Сергей Самсонов — писатель необычный: он автор нового военного эпоса, создающий не привычный «человеческий документ» или «окопную правду», а вскрывающий саму метафизику войны как теневой стороны мира или даже мироустройства, исследующий само ее вещество и призрачные закономерности внезапного извержения человеческой магмы.


— Консерваторы утверждают, что современным авторам лучше не браться за тему Второй мировой: все уже сказано в «лейтенантской прозе», поэзии, музыке, а нам осталось лишь сохранить великий канон. Как решились взяться за военную тему?

— Видите ли, иногда канон — это гроб откровения.
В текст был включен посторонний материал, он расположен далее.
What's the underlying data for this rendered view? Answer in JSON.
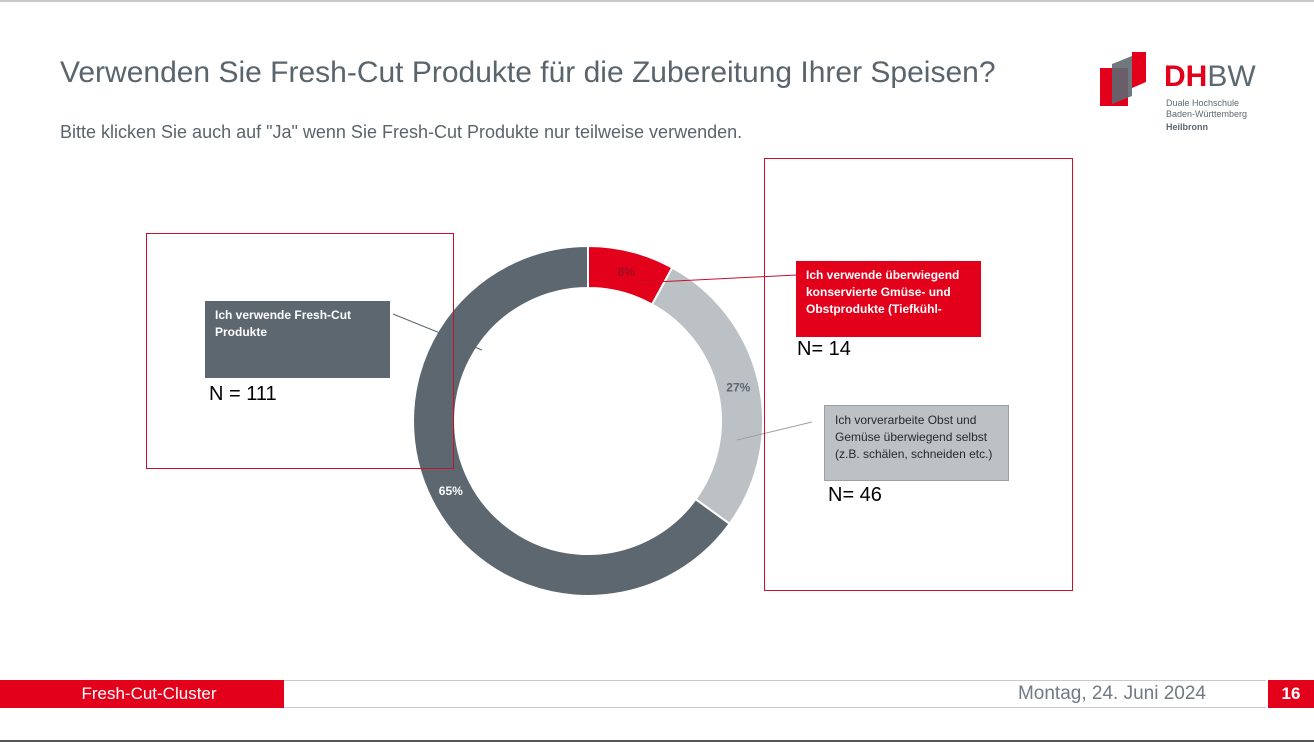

Точнее, не сам канон, но отношение к нему всех последующих поколений, которые, естественно, напрямую не связаны ни с созданием священных текстов, ни с самою реальностью, которая когда-то эти тексты породила. Не знаю, как сейчас, а в пору моего детства в каждой школе была своя Комната славы — такой небольшой, на нескольких квадратных метрах, музей той Великой войны, где экспонировались фотографии героев-молодогвардейцев и добытые раскопками полуистлевшие, заржавленные каски, противогазные коробки, автоматные кожухи, затворы винтовок, обоймы, штыки, и все эти реликвии воспринимались как останки древних ископаемых, а с другой стороны, возбуждали твое детское воображение — по той простой причине, что всех мальчиков занимает «войнушка» как нечто растворенное в самой твоей темной крови. Конечно же, в музее, тем более в святилище, полагалось вести себя смирно и строго, и вот произносились какие-то заученные формулы, обрядовые фразы «отстояли», «защитили», «спасли», но эти фразы не давали приобщиться к реальности события, скорее, напротив, отрезали тебя от нее. И как только взрослые уходили, мы брали эти ржавые винтовочные дула и штыки и как-то примеряли их к себе. В определенном смысле это было кощунство, но, полагаю, именно через игру и можно причаститься самого события и сделать его для себя реально существующим. Канон можно сохранить, только если ты входишь в него, обживаешься в нем, только если ты говоришь на языке этого канона, и «Соколиный рубеж» был именно такой игрой, построенной на детском повторении взрослых слов, на звукоподражании.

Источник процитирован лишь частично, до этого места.